Los haberes de marzo serán acompañados por el pago del bono compensador por única vez de entre 375 y 750 pesos para las jubilaciones inferiores a los 10 mil pesos. La medida no logra compensar la pérdida de poder adquisitivo que resulta de la normativa aprobada en diciembre y el sostenido incremento de los precios en la canasta de consumo para ese segmento de la población observado el año pasado. Con el cuestionado esquema de actualización que contempla en un 70 por ciento la inflación y en un 30 por ciento la evolución de los salarios registrados, la AUH subirá 81 pesos al pasar de 1412 a 1493 pesos por mes. Para los titulares de la asignación el adicional llegará a 400 pesos.
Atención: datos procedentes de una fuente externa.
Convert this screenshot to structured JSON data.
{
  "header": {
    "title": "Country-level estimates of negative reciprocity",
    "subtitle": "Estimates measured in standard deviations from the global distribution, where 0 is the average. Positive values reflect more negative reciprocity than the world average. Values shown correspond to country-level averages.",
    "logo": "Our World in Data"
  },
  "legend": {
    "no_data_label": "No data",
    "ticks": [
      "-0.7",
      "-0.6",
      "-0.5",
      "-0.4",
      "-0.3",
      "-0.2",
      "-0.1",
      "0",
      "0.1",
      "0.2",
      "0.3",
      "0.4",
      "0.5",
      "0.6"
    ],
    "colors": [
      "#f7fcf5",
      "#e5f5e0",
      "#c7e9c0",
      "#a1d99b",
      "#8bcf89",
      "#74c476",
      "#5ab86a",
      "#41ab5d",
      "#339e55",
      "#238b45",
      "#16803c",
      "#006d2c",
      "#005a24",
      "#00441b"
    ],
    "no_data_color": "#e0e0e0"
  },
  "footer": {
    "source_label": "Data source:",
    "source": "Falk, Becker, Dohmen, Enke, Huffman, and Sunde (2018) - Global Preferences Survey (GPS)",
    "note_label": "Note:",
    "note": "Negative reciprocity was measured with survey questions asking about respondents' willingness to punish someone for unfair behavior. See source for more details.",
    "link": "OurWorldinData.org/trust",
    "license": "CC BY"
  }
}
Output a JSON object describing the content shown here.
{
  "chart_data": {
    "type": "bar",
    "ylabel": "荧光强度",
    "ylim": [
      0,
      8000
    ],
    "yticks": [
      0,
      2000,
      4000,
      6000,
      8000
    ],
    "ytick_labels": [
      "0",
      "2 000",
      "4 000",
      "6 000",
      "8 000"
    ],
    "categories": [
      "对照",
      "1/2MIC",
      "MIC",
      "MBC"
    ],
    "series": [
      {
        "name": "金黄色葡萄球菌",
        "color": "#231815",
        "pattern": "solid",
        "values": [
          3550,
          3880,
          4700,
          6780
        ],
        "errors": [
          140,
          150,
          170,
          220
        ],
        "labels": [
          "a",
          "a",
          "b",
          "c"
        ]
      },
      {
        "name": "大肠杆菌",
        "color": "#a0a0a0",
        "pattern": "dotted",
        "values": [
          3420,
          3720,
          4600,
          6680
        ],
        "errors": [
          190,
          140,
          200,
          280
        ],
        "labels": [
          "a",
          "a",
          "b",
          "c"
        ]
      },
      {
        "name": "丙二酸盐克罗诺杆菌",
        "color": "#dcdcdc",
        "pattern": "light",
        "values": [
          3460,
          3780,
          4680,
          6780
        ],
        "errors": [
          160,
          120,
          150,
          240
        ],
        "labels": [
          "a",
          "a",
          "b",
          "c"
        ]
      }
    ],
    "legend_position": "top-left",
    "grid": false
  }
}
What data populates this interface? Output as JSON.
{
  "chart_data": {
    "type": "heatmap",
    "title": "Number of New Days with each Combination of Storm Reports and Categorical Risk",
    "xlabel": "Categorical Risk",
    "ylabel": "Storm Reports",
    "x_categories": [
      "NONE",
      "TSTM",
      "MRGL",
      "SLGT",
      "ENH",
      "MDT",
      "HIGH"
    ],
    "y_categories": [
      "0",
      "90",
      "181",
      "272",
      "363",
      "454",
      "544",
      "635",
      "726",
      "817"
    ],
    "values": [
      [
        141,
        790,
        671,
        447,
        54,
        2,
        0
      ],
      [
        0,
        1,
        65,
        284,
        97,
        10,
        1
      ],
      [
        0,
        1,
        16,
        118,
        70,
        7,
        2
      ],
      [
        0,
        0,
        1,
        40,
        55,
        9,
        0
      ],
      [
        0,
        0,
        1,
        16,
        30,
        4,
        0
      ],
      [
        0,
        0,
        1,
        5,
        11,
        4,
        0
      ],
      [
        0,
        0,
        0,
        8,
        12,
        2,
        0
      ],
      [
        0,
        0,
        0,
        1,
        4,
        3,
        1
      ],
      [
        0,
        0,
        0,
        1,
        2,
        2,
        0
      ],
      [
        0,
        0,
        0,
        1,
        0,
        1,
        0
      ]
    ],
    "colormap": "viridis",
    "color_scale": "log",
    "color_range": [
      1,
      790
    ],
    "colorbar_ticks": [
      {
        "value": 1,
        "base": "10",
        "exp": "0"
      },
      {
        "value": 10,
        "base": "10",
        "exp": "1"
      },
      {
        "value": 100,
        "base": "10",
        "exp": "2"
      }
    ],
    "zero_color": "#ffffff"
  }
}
“El monto será pagado por única vez para compensar el atraso del aumento del primer trimestre de aplicación de la Ley de Reforma Previsional”, sostuvo la Anses a través de un comunicado. Desde el Centro de Economía Política consideran que “la nueva fórmula para la actualización de haberes significa la consolidación de la perdida en el poder adquisitivo de las jubilaciones experimentada durante los dos primeros años de la gestión de Cambiemos y la consolidación del quiebre de un sistema jubilatorio inclusivo, donde no todos los adultos mayores pueden aspirar a los mismos derechos, sino que hay jubilados de primera y de segunda”. Los jubilados tienen un consumo diferente al general por lo que el índice del Indec no permite capturar en su totalidad la incidencia de los aumentos en el presupuesto del hogar de los jubilados. Los rubros Salud y Servicios de la vivienda en el índice de precios de los jubilados tienen una ponderación que duplica la de los trabajadores registrados.

A lo largo de los últimos dos años, las prestaciones del sistema de la seguridad social fueron segmentadas a partir del establecimiento de la garantía del 82 por ciento del Salario Mínimo Vital y Móvil (SMVM) para las personas que se hayan jubilado con 30 años de aportes efectivos y la creación de la Pensión Universal para el Adulto Mayor (PUAM). A quienes se encuentran en el primer grupo, la próxima actualización no los alcanzará. En enero subió el SMVM hasta los 9500 pesos y su prestación subió a 7790 pesos. En cambio, los titulares de la PUAM, hombres y mujeres que no completan los 30 años de aportes para acceder a una jubilación plena que cumplieron los 65 años, pasarán de 5797,31 a 6128,34 pesos equivalentes al 80 por ciento de la mínima.

Considerando el bono extraordinario creado para aplacar la merma en el poder adquisitivo asociada al cambio de fórmula, los investigadores del CEPA estimaron ayer que los jubilados de la mínima perderán entre 1483 y 3635 pesos en 2018. El piso corresponde a un segmento de apenas 820 mil jubilados que son quienes realizaron aportes durante 30 años mientras que la caída más abultada será experimentada por más de 3,6 millones de adultos mayores. La resta se irá acumulando a lo largo de los próximos años.